And when people feel that the air gets cleaner, and the streets are not stinking and dirty, then it will enhance itself.

Unfortunately I think that most people here in Shanghai believe that “the authorities will take care of this”.

Best regards,

Carsten

I agree that is a big problem in the polution status in Shanghai. A lot of effort should be spent on educating people on environment protection.

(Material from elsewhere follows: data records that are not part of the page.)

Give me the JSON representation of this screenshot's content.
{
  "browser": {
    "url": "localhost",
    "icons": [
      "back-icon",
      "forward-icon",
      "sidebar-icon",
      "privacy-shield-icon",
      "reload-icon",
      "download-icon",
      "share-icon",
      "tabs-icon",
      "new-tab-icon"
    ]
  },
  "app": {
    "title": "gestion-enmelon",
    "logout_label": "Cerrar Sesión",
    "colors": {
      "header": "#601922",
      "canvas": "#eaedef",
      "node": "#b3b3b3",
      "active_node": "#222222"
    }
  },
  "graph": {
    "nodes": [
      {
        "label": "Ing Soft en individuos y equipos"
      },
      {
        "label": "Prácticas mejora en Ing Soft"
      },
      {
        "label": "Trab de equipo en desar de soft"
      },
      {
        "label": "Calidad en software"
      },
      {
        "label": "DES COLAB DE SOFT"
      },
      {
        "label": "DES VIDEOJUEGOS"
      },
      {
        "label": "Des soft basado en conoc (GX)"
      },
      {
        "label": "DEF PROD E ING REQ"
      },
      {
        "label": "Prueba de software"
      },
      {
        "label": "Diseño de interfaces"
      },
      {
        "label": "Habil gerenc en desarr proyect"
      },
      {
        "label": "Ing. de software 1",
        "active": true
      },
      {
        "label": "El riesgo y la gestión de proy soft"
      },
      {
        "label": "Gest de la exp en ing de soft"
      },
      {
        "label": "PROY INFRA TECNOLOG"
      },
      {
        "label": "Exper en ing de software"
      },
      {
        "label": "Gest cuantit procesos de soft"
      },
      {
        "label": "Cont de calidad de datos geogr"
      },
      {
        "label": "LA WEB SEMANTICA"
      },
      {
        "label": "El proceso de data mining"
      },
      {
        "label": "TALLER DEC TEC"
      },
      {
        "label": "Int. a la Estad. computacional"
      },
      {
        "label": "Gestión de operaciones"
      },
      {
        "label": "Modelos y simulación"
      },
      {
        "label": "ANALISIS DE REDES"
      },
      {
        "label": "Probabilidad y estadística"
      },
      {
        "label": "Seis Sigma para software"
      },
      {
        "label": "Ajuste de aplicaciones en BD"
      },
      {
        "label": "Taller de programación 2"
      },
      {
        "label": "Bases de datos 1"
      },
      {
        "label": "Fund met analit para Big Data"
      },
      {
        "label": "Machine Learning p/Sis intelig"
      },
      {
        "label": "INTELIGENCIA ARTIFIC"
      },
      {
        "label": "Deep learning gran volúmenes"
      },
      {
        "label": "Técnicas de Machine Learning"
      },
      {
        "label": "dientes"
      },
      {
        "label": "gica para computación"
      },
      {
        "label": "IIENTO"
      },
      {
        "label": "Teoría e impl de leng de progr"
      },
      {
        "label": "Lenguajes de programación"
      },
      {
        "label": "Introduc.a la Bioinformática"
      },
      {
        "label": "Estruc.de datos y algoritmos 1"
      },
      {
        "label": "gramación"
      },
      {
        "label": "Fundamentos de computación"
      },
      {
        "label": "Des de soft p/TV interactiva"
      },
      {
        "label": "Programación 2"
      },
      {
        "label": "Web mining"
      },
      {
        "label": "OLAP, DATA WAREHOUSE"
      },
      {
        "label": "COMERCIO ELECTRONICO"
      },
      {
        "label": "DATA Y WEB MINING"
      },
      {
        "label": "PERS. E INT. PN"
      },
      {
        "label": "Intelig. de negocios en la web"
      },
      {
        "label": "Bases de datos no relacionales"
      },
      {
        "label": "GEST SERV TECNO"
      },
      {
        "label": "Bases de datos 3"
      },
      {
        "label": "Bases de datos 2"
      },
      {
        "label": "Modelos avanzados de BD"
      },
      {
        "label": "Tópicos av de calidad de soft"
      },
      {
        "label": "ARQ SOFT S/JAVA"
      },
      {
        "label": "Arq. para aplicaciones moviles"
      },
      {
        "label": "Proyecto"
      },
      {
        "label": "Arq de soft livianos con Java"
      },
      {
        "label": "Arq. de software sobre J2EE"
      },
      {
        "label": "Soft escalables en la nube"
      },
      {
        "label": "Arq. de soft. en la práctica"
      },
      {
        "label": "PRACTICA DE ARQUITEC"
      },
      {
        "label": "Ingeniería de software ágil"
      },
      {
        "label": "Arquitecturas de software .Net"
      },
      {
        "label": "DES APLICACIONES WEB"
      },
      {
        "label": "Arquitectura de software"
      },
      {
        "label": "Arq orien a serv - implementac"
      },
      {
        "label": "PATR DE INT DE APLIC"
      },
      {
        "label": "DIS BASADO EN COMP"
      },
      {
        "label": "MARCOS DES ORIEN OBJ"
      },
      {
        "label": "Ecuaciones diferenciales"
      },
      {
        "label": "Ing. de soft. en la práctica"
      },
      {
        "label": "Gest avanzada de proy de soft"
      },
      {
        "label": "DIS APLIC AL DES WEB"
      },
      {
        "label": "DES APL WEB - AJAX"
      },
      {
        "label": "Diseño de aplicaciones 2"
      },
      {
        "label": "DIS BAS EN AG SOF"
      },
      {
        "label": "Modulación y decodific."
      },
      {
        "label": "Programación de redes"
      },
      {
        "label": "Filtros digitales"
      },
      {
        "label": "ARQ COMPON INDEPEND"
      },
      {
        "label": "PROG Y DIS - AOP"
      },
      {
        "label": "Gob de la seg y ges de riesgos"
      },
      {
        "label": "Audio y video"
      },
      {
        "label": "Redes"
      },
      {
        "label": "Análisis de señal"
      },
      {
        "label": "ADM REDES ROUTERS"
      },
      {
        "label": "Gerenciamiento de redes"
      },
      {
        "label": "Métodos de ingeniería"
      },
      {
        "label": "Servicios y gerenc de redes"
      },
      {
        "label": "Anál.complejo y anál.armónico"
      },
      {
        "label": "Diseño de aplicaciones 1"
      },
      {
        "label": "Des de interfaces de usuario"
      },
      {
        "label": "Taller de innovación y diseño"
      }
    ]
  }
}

This topic is not widely noticed yet.

Carsten continued to write in another email:

My idea was mainly to influence the people’s general attitude in Shanghai.

Shanghai is a good place to begin making people aware of this, as Shanghai soon will be the city with most influence, because the richest people lives there (you and me ?), and they are the only one who are able to pay for cleaning up after the factories waste!

But – it must begin at the factories.

My idea is – 1: start with the peoples attitude – 2: go for the polluting companies, which now buries the wonderful China in deep trash and chemical waste, just for a short term profit.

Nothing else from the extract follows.